ELGUERO B; GUERON G; MEISS R; COLLUCCIO-LESKOW F; DE SIERVI A; VAZQUEZ E

Edimburgo

Congreso; 7th INTERNATIONAL MEETING ON HEME OXYGENASE & RELATED ENZYMES; 2012

Chronic inflammation is an important etiologic factor in the development of prostate cancer (PCa). The heme oxygenase-1 (HO-1), a cytoprotective and anti-inflammatory protein, is involved in prostate carcinogenesis. Previously we demonstrated that HO-1 interacts with STAT3, a transcription factor constitutively active in prostate tumors. The aim of this study was to identify the effect of the interaction of STAT3 with HO-1 in PCa gene expression.

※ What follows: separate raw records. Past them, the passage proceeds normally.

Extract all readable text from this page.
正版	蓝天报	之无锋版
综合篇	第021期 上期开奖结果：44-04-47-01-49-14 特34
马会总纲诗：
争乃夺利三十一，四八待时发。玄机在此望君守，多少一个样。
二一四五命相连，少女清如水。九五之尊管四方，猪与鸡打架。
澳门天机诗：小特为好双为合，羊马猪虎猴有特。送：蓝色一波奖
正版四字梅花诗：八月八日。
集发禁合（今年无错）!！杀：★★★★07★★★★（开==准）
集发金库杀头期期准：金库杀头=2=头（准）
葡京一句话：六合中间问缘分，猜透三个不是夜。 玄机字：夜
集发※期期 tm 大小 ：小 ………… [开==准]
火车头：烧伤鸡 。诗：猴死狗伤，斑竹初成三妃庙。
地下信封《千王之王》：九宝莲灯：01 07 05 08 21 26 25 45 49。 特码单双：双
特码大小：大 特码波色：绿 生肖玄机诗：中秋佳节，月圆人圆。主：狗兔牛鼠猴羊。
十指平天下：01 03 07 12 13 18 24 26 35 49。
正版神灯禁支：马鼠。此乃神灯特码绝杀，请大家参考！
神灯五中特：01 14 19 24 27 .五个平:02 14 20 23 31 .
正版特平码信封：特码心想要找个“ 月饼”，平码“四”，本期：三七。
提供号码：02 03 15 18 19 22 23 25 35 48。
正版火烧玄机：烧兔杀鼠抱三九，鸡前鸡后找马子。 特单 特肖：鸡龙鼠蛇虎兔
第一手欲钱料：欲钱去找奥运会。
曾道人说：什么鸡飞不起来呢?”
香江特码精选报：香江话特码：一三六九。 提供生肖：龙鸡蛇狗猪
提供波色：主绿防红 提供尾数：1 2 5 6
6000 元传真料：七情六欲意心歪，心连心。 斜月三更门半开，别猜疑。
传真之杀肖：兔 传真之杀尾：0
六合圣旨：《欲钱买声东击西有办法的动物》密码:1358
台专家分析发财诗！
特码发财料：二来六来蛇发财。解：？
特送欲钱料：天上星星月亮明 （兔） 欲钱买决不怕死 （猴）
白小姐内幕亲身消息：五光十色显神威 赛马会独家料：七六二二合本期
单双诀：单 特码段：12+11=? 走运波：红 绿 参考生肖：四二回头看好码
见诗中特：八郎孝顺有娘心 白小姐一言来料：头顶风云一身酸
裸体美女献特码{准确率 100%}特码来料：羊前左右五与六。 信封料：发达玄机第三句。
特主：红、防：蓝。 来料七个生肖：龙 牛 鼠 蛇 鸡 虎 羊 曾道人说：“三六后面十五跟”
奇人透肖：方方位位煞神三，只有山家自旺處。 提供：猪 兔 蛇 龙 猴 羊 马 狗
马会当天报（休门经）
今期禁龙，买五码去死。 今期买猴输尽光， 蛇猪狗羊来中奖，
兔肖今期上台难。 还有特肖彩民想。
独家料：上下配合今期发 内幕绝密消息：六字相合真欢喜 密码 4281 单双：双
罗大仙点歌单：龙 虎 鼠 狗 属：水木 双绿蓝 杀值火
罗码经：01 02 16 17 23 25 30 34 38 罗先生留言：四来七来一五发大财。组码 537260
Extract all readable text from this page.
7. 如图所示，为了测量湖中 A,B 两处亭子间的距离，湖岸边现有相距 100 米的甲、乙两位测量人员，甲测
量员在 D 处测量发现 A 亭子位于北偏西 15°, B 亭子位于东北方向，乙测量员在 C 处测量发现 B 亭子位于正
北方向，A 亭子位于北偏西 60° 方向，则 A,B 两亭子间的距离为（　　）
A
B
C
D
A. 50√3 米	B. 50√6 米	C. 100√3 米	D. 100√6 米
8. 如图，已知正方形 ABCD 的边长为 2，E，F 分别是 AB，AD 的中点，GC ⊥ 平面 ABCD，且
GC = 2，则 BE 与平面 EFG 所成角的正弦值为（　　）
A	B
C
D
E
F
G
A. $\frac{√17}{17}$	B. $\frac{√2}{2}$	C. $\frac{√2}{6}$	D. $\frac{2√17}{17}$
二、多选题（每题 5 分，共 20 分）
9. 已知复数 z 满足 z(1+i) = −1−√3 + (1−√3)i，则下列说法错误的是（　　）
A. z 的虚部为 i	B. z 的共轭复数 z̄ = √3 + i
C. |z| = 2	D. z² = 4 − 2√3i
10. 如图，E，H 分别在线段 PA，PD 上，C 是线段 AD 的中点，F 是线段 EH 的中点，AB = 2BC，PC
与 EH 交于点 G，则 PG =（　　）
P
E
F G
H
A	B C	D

We transfected cell line LNCaP, androgen-sensitive, with plasmid expressing constitutively active STAT3 and control plasmid, and evaluate the expression of PSA (AR transcriptional target) and Bcl XL (STAT3 target) under treatment with hemin (inducer of HO-1 specific, 80μM, 24h) and / or testosterone (10μM, 24h). The activation of STAT3 induced the expression of PSA (3.79 fold, P <0.05) and Bcl XL (3.8 fold, p <0.05) in the presence of testosterone. However, the combined treatment of testosterone and hemin produced significant repression (0.6 fold in PES, p <0.01 and 0.4 fold in Bcl XL, p <0.01) mRNA levels. By immunofluorescence it was found a differential cellular localization when LNCaP cells were treated with hemin and IL-6 (inducer of STAT3 pathway) compared to controls treated only with IL-6. The immunohistochemical analysis of tumor samples derived from the PC3 line stably transfected with HO-1 (PC3HO-1) grown as xenografts in nude mice, showed cytoplasmic and nuclear localization of STAT3 in tumors PC3HO-1 regarding the predominantly nuclear location in controls tumors. These results show that HO-1 plays a role in co-regulation of STAT3 with gene expression in PCa. Understanding these mechanisms may allow the development of new therapeutic strategies against this disease.